Summary
In many scientific contexts it is necessary to identify and track features in video. Several labs with separate projects and priorities collaborated to develop a common, novice-accessible package of standard algorithms. The package manages optional high-performance components, such as numba, and interactive tools to tackle challenging data, while prioritizing testing and easy adoption by novices.
Description
Tracking the motion of many particles is an established technique [Crocker, J.C., Grier, D.G.], but many physicists, biologists, and chemical engineers still (make their undergraduates) do it by hand. Trackpy, is a flexible, high-performance implementation of these algorithms in Python using the scientific stack -- including pandas, numba, the IPython notebook, and mpld3 -- which scales well to track, filter, and analyze tens of thousands of feature trajectories. It was developed collaboratively by research groups at U. Chicago, U. Penn, Johns Hopkins, and others.
Researchers with very different requirements for performance and precision collaborate on the same package. Some original "magic" manages high-performance components, including numba, using them if they are available and beneficial; however, the package is still fully functional without these features. Accessibility to new programmers is a high priority.
Biological data and video with significant background variation can confound standard feature identification algorithms, and manual curation is unavoidable.
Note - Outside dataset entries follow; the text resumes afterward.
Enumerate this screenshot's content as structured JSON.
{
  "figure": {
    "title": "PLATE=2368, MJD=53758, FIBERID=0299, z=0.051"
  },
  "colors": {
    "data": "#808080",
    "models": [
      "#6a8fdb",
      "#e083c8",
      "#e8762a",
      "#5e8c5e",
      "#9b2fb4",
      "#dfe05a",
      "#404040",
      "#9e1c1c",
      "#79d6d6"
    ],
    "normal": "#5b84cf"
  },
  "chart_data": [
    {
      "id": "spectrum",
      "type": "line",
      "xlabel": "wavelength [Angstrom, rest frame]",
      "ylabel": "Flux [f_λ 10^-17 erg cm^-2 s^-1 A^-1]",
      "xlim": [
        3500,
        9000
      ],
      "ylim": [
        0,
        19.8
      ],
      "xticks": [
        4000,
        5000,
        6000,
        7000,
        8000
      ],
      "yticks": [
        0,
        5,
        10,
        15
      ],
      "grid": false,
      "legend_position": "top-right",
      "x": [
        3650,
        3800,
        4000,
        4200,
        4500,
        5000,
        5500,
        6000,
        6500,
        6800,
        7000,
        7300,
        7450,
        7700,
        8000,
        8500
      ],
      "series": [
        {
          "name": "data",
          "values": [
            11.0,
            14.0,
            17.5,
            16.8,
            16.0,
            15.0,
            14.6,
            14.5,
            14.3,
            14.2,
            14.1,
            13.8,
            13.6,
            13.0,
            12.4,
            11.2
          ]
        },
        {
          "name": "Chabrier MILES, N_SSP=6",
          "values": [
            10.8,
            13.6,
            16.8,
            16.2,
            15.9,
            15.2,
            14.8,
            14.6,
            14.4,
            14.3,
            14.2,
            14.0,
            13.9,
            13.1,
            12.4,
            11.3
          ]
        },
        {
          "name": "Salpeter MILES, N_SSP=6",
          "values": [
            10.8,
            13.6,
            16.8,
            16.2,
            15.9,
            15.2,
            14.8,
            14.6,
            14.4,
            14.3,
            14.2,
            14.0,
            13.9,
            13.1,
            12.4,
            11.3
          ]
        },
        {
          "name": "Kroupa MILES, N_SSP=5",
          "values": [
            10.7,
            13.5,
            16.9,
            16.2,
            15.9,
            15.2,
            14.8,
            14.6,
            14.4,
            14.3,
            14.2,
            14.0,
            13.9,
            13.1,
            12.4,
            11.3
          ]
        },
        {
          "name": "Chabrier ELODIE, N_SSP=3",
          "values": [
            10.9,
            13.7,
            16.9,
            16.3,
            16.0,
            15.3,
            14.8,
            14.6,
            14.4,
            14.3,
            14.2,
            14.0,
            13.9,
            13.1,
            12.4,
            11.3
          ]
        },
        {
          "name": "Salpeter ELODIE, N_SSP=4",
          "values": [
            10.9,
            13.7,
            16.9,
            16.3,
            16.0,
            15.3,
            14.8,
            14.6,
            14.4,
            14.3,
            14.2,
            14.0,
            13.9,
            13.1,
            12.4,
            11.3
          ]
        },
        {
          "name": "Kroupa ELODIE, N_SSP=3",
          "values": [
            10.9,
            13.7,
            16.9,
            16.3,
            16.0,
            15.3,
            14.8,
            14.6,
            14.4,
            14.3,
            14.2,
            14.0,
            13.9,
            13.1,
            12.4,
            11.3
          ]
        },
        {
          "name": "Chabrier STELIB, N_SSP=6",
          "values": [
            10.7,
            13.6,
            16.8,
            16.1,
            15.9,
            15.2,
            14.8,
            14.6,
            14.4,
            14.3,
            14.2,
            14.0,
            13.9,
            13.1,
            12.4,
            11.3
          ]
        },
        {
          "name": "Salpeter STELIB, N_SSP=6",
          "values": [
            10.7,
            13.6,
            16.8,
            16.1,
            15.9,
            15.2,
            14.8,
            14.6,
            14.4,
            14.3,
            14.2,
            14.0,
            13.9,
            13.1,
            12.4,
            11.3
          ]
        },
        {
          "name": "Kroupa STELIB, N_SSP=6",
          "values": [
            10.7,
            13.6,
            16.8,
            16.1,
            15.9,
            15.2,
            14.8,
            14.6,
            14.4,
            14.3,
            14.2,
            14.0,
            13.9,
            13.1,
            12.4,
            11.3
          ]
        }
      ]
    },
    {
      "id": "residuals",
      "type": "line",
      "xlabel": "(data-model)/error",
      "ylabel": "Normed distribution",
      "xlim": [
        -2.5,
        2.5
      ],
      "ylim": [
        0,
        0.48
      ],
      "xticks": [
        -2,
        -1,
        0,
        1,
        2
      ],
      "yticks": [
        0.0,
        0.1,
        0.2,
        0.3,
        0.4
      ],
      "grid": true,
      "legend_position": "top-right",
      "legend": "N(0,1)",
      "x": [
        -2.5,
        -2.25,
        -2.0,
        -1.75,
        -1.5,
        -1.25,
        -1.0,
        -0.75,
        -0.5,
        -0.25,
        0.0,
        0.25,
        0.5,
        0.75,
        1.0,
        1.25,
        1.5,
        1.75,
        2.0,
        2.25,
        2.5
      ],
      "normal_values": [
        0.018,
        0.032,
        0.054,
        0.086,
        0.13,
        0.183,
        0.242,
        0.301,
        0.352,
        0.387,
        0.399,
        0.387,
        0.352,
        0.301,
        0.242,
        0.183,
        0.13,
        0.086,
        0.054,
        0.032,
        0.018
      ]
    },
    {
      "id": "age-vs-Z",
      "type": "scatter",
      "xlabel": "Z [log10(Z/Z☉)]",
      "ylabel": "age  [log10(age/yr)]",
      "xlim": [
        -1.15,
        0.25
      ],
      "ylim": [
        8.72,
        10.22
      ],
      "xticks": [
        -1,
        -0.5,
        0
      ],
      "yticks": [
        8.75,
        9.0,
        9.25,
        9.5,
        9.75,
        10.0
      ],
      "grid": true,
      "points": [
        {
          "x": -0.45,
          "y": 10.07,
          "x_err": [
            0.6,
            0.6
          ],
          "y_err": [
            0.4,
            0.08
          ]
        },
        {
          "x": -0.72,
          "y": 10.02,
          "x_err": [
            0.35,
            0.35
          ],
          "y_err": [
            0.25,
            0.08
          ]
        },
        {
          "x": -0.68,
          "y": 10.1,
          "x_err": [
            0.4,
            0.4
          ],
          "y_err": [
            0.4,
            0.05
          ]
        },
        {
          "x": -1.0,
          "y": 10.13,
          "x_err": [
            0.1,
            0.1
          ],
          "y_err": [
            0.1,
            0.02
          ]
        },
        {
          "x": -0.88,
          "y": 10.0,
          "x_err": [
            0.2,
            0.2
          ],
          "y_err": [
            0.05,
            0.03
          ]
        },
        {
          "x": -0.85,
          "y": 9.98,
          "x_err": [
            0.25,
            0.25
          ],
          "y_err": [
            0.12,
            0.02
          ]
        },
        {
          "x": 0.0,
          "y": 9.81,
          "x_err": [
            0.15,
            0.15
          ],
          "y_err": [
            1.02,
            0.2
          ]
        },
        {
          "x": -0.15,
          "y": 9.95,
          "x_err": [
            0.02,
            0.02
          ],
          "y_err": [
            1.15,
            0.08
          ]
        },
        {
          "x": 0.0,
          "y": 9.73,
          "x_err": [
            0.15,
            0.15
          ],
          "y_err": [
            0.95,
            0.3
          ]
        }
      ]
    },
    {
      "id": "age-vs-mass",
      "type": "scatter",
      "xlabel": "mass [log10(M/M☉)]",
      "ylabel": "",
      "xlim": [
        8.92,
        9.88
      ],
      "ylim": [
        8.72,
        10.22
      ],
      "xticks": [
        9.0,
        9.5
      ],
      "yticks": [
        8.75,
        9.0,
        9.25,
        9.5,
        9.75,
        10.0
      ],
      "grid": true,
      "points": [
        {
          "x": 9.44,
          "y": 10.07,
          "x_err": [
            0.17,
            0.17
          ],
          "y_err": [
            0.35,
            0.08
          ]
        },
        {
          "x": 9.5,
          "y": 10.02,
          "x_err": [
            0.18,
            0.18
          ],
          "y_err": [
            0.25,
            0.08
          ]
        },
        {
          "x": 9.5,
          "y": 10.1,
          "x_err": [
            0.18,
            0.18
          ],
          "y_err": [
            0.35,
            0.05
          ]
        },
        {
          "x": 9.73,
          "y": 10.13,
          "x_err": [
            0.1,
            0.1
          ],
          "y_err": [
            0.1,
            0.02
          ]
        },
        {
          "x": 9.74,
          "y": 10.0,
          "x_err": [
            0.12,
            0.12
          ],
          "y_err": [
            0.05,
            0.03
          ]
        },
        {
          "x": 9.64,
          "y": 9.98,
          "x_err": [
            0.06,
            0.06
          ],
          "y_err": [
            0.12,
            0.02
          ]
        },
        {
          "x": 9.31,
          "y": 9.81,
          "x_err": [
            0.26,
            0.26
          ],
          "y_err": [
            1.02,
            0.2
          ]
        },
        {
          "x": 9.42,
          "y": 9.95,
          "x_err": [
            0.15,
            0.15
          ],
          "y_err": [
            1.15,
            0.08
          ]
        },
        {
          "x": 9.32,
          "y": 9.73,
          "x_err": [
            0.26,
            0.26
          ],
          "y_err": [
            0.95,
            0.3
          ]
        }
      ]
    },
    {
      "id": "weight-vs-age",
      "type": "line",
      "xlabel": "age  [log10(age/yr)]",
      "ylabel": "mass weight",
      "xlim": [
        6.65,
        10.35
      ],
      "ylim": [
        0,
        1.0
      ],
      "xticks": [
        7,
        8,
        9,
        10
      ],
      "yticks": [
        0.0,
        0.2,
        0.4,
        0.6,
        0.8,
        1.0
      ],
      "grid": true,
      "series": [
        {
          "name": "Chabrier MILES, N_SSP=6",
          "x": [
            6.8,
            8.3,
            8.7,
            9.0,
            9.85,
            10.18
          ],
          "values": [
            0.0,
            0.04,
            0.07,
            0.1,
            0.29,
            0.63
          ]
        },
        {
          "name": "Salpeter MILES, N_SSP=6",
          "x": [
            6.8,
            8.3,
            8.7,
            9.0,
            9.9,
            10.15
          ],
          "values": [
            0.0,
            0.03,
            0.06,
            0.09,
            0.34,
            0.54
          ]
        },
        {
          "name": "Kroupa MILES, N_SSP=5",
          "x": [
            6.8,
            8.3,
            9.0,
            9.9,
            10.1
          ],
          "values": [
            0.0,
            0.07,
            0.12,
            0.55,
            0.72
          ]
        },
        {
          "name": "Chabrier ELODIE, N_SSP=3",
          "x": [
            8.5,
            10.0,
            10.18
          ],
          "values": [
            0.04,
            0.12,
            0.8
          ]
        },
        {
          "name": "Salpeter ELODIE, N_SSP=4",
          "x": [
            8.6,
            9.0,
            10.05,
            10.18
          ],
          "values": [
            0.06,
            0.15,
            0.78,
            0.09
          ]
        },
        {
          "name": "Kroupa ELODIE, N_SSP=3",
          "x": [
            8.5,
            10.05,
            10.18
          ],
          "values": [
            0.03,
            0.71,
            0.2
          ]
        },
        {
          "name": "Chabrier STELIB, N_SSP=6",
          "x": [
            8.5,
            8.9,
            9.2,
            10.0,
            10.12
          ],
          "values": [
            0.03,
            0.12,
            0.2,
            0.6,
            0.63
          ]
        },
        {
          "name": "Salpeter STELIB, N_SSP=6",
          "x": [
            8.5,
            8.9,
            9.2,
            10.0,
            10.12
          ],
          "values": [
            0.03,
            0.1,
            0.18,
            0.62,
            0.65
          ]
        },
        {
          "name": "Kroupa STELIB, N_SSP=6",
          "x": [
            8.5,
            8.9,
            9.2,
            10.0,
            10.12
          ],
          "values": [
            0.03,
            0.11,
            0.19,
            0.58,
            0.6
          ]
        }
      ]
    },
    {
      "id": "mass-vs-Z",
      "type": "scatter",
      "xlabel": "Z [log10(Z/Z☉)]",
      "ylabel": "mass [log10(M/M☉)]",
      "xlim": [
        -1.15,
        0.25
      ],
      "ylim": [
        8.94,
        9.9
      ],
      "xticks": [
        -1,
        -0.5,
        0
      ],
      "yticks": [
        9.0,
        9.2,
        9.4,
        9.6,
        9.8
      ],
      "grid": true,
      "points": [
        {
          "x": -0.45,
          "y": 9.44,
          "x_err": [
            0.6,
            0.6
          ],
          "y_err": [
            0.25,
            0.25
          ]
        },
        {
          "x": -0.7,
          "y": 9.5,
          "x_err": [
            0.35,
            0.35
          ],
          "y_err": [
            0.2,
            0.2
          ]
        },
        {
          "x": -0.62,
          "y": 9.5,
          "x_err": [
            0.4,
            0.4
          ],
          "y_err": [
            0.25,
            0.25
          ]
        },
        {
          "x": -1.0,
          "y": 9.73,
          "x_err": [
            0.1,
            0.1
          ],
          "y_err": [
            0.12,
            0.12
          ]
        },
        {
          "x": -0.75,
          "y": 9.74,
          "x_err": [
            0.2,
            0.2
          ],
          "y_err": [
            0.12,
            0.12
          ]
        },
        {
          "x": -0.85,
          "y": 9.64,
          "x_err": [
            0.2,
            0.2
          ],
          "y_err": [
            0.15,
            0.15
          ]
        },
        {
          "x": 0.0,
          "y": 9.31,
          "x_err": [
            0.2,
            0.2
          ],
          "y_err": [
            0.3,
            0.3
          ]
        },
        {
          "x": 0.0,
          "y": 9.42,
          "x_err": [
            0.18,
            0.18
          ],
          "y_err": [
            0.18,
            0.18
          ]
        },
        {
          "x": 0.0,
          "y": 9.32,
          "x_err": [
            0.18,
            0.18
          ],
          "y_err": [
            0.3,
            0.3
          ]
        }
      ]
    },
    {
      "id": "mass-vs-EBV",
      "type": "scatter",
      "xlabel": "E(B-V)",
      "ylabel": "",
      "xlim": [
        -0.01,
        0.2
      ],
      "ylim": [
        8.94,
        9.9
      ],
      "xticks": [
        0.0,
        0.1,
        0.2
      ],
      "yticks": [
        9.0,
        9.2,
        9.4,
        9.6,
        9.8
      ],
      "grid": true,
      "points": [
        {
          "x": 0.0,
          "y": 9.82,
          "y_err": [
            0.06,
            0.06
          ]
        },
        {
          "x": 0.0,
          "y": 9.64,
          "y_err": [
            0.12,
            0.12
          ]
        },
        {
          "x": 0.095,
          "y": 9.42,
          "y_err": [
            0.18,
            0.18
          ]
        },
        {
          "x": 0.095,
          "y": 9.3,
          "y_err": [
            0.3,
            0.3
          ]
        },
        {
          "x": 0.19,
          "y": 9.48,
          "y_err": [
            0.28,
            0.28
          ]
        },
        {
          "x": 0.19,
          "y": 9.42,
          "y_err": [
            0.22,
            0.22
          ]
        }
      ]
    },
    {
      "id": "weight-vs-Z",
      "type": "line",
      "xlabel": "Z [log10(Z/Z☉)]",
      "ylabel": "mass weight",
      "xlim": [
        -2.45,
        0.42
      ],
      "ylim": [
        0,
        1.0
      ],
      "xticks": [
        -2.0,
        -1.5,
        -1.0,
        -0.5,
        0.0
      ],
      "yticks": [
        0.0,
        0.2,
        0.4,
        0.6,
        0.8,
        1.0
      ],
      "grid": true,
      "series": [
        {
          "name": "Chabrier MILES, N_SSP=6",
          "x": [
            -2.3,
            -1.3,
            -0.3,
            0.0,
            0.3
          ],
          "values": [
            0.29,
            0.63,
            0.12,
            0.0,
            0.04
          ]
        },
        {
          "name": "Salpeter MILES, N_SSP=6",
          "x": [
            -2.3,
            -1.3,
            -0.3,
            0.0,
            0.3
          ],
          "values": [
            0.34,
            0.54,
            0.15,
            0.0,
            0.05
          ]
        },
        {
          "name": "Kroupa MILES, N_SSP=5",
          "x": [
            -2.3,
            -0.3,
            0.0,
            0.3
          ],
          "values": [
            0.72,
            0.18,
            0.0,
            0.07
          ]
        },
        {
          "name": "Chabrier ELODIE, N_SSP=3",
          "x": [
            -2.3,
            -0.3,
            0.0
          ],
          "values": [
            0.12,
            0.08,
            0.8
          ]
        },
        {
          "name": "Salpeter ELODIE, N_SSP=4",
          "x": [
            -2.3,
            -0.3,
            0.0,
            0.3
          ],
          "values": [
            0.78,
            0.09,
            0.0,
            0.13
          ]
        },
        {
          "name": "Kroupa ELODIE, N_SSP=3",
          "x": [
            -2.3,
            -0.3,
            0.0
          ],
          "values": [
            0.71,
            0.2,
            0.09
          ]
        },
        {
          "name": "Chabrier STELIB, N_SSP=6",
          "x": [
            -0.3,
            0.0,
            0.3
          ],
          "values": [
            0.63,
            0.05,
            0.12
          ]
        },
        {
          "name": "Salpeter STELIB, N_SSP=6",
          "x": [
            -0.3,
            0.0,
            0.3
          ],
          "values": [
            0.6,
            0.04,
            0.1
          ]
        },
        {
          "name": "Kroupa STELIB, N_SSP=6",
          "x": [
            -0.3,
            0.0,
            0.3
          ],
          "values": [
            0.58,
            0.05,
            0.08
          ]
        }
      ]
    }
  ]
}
Here, the high-performance group operations in pandas and the cutting-edge notebook ecosystem, in particular the interactive IPython tools and mpld3, enable detailed examination and discrimination.
The infrastructure developed for this project can be applied to other work. Large video data sets can be processed frame by frame, out of core. Image sequences and video are managed through an abstract class that treats all formats alike through a handy, idiomatic interface in a companion project dubbed PIMS.
A suite of over 150 unit tests with automated continuous integration testing has ensured stability and accuracy during the collaborative process. In our experience, this is an unusual but worthwhile level of testing for a niche codebase from an academic lab.
In general, we have lessons to share from developing shared tools for researchers with separate priorities and varied levels of programming skill and interest.